Mientras, en Constitución: Yo voy camino al trabajo.
Lo primero que sentimos, una vez que entramos al perímetro que delimitan aquellas cuadras malditas del centro, es el olor a frito. El olor a fritanga es penetrante y rancio, como si todo el lugar se hubiese freído durante días en el mismo aceite barato y berreta.
Pero el olor de Constitu es una fragancia compleja, un trabajo maestro de la baranda mundial. Al olor frito hay que combinarlo, en dosis exactas, con olor a concha laburada, transpiración sobre camisetas de Futbol, panchos, humo de caño de escape, sudor de tetas de gorda, linyera mojado, pene de travesti, olor a tren del ´45.
Creo que sin el sentido del olfato ninguno de nosotros podría reconocer a Constitución aunque se encontrase en Salta y Brasil, rodeado de vendedores de oro, rateros y drogadictos. Estaríamos perdidos, desorientados, sin saber si se trata de una pesadilla o de la misma muerte.

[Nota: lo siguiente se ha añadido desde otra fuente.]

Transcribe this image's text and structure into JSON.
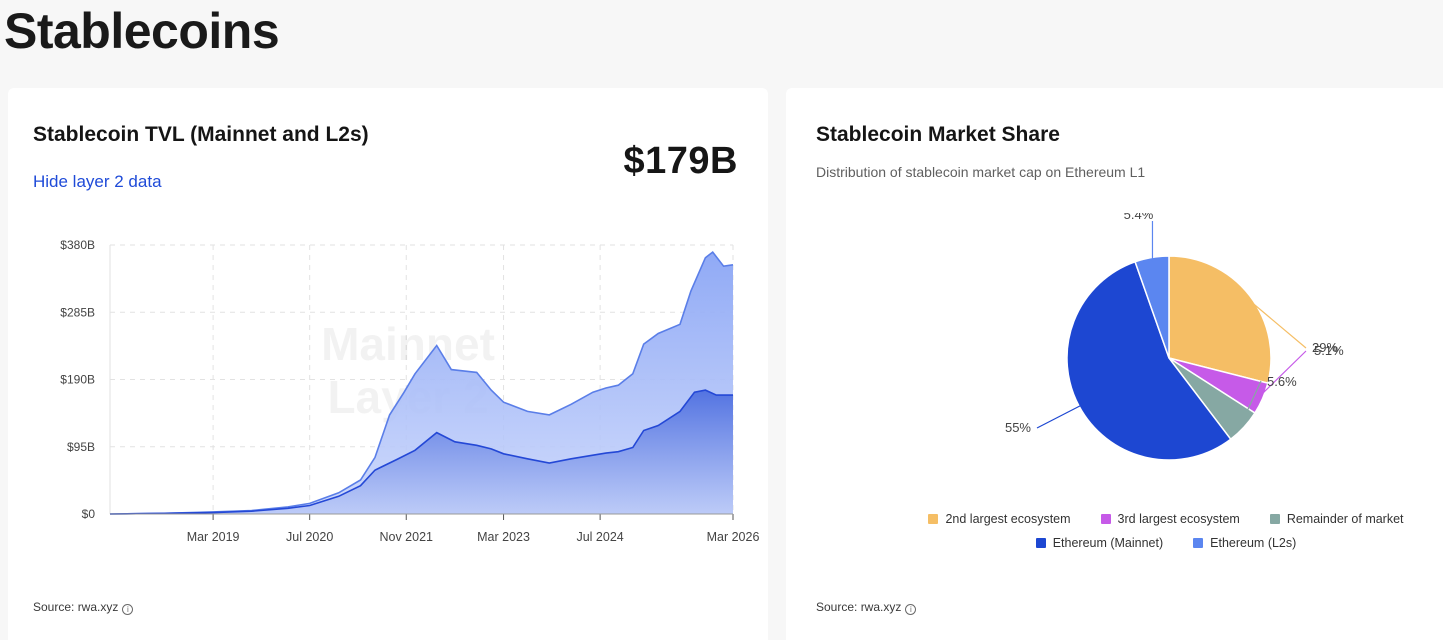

No es mi intención buscar algo romántico en Constitución, no es fuente de inspiración, no me remite a nada bello de mi infancia. No encuentro nada en ese lugar, simplemente es horrible. Pero una clase de horror que se acerca a lo infernal, a los confines del Hades mítico.
Y, claro, allí reside su misterio.
¿Esos hoteluchos, negocios, personas infernales tienen vida propia?
¿O están allí, como advertencia, solo para atormentarnos?
Como diciéndonos, pícaros: “Nunca digas nunca jamás”.